その遠さは距離的なものだろうか。例えば、異国の容易くは行けない場所への。それとも、時間的なものだろうか。あなたはすでに亡くなっていて、会うことができない人で。あるいは、心理的な遠さだろうか。もっと向き合いたいのに、自分を見て欲しいのに、思って欲しいのに、そういう風には、なれていなくて。
「遠い」というのは、つくづく膨らみのある概念だと思う。
そんなあなたに対してできることは 。主体は、雪の降る川面に、はだかの指を触れて帰って来た。この「はだかの指」という表現が鮮烈だ。指はそもそも、何もまとっていない。「はだか」である。だが、それをわざわざ言うことで、この指が、自分そのもの、さらに言えば、剝き出しの自分のいのちであるような感じが、瞬時にしてくる。それを、雪の降るごく冷たい川に触れさせるのだから、これはひとつの覚悟である。または、儀式のようなものである。
この「川」はあなたと自分を隔てる境界でありながら、双方を繋ぎうるよすがでもあるのだろう。あなた自身に触れることはできない今、とれる唯一の方法。それでいて、水に触れることは、あなたを諦めるための術でもあろうか。何かこの行為には、アンビバレントなものが感じられて。
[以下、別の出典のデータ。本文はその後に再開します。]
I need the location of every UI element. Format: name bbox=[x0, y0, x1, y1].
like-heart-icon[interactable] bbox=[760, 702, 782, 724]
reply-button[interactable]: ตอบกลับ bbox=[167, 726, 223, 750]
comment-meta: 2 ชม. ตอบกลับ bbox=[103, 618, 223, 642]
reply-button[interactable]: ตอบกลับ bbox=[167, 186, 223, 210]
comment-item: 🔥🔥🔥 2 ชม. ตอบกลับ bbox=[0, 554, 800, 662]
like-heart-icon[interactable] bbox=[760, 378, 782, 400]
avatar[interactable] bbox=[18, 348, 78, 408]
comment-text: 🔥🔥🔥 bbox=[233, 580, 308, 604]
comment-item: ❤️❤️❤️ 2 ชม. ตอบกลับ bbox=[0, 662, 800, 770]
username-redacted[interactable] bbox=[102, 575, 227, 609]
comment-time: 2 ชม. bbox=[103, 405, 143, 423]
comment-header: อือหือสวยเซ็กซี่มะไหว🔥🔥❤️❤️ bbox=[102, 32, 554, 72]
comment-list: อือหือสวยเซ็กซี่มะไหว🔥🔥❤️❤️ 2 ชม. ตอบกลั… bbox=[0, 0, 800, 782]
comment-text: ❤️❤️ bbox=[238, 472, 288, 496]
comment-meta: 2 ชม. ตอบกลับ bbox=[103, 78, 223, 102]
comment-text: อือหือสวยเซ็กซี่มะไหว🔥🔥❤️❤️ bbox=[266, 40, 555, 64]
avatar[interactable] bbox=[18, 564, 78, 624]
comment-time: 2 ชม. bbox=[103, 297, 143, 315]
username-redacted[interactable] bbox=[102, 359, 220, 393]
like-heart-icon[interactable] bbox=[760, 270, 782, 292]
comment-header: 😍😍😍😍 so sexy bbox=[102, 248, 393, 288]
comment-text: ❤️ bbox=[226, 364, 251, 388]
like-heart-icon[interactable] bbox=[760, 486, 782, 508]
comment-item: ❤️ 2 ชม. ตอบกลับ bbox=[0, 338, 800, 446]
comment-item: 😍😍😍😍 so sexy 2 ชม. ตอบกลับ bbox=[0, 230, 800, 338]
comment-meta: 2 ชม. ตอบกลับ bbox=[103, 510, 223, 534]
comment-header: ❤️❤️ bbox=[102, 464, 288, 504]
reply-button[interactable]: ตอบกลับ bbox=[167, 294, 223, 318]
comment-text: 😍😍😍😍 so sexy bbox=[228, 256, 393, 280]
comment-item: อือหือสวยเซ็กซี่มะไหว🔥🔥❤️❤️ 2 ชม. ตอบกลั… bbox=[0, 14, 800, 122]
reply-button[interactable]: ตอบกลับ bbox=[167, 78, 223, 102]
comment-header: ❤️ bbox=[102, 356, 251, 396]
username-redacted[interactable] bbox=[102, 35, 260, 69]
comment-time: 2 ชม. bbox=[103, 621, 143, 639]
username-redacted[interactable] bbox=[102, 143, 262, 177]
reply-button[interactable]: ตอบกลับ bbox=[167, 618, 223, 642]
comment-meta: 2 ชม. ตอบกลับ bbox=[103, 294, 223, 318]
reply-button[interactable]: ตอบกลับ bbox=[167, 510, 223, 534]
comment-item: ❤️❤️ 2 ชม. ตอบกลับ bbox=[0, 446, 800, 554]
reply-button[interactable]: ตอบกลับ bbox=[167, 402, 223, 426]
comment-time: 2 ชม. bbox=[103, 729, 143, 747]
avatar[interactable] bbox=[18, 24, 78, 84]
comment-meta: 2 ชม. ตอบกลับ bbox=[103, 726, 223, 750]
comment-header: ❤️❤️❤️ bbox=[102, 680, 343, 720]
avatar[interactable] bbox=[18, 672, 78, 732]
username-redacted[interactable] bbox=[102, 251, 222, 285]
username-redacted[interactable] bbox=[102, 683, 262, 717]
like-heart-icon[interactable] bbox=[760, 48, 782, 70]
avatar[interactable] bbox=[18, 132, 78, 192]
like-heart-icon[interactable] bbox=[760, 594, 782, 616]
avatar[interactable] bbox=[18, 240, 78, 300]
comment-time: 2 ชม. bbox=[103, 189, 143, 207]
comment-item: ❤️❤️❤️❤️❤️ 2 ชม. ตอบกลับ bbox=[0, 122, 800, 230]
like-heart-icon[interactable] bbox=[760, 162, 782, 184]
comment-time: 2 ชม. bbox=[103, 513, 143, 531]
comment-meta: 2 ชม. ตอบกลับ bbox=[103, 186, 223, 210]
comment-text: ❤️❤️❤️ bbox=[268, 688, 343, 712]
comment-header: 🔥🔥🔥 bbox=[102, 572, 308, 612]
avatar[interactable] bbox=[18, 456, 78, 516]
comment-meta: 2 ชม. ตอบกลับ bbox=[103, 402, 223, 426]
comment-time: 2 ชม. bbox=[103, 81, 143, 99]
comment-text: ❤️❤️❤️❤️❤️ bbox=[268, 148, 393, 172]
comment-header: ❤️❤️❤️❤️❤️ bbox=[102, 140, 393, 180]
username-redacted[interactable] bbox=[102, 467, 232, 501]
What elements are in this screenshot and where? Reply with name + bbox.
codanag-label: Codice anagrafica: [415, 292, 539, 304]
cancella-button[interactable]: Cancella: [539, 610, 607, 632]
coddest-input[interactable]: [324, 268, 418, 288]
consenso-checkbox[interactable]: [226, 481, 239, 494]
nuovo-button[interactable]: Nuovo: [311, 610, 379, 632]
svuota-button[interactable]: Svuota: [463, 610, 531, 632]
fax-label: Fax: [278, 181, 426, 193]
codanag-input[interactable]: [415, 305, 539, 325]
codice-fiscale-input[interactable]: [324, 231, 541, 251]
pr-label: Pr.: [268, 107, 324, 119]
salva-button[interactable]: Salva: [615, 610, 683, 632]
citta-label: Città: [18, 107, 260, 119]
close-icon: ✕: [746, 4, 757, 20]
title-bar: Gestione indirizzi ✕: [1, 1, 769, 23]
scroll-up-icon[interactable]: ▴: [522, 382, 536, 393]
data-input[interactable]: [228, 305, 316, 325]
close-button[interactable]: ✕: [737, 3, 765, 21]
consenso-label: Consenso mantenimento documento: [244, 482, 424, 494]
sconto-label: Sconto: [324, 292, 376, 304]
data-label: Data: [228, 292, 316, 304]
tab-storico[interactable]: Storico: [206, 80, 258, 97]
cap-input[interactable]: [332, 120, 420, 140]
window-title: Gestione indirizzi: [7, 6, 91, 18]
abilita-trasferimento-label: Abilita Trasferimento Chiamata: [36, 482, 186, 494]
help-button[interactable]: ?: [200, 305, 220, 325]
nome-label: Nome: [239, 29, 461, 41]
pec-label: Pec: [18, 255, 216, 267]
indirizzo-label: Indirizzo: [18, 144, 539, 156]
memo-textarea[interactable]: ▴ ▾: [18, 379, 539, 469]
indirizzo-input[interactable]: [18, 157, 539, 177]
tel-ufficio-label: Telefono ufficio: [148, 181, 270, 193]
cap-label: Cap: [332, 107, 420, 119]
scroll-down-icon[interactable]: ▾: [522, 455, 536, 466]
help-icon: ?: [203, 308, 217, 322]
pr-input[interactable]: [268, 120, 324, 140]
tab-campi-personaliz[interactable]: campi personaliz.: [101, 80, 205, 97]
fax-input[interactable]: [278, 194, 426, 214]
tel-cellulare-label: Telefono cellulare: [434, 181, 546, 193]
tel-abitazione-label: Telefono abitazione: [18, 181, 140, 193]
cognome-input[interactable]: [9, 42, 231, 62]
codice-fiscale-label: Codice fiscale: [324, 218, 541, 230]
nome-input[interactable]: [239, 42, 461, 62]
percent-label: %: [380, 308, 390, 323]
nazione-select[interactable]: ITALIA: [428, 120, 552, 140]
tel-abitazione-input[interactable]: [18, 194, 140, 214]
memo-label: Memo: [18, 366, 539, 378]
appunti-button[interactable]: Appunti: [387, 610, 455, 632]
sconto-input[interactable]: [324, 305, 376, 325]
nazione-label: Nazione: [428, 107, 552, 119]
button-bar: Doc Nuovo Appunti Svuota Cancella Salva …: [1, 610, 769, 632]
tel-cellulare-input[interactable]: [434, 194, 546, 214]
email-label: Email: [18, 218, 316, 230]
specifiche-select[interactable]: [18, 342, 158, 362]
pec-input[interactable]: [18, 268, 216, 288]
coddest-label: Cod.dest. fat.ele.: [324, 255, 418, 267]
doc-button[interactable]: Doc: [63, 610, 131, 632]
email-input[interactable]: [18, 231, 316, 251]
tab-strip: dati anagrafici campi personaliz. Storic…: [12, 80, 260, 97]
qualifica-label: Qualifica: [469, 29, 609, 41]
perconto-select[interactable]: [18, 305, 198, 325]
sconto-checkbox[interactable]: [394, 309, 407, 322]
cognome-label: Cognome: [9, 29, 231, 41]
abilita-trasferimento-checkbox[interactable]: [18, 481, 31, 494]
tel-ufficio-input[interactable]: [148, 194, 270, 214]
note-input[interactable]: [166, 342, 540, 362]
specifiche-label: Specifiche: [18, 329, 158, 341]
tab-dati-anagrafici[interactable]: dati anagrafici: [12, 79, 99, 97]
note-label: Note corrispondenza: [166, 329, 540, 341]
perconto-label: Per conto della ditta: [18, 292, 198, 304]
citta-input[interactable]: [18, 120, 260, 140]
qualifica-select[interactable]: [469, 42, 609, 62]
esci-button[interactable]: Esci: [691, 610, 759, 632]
そして、この歌の興味深さは、結句の「帰り来」まで詠んだところにある。歌としては、「はだかの指を触れ」たところが一番の高潮の部分であるので、ここで仕舞いにしてもいい。しかし、その後の帰って来たところまでが詠まれ、しかも「帰り来」という飾りのない収め方……。「かえりく」 カ行の音が、こつこつと響く。上句に、「遠い」の繰り返し +「あなたよ」という情感たっぷりな呼びかけがあるので、なおさら、この結句の簡素さは印象的だ。諦念のような、寂寞のような……。この歌の中心は「帰り来」、その時の心持ちにある。
歌の抑揚が、内容と深く働き合っている一首なのだ。
もう一つ、これは突拍子もないかもしれないが、あなた=川という捉えもあるのではないか。かつて親しんだ川には、その安らかだった時代には、戻れない、戻せない。遠いのだ。
できるのは、せめてその面に触れること。
その時、雪の川はやはり冷たかっただろうか。思ったよりも、温かかっただろうか。